|
The GPFS blocksize setting is the amount of data written to each disk in a file system before moving on to the next disk. There are three important characteristics to understand when considerign the appropriate value of blocksize:
- The blocksize is the largest size IO that GPFS can issue to the underlying device
- A subblock is 1/32nd of blocksize. This is the smallest allocation to a single file
- Sector is 512 byes. This is the smallest IO request size GPFS issues to the underlying device
This means that, for example, you use a blockszie of 1MB each file will use at least 32KB (1024KB / 32 = 32KB).
What if I do not know my application IO profile?
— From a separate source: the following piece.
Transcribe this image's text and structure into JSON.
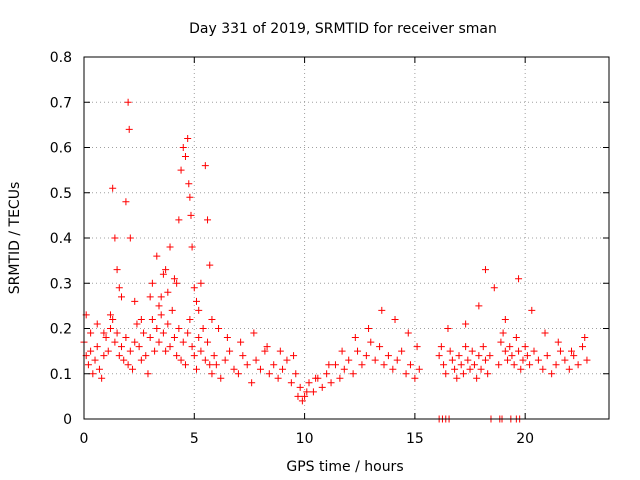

Often you do not have good information on the nature of the IO profile or the applications are so diverse it is difficult to optimize for one or the other. There are generally two approaches to designing for this type of situation separation or compromise.
Separation
In this model you create two file systems, one with a large file system blocksize for sequential applications and one with a smaller block size for small file applications. You can gain benefits from having file systems of two different block sizes even on a single type of storage. Or you can use different types of storage for each file system to further optimize to the workload. In either case the idea is that you provide two file systems to your end users, for scratch space on a compute cluster for example. Then the end users can run tests themselves by pointing the application to one file system or another to and determining by direct testing which is best for their workload. In this situation you may have one file system optimized for sequential IO with a 1MB blocksize and one for more random workloads at 256KB block size.
Compromise
In this situation you either do not have sufficient information on workloads (i.e. end users won't think about IO performance) or enough storage for multiple file systems. In this case it is generally recommended to go with a blocksize of 256KB or 512KB depending on the general workloads and storage model used. With a 256KB block size you will still get good sequential performance (though not necessarily peak marketing numbers) and you will get good performance and space utilization with small files (256KB has minimum allocation of 8KB to a file). This is a good configuration for multi-purpose research workloads where the application developers are focusing on their algorithms more than IO optimization. |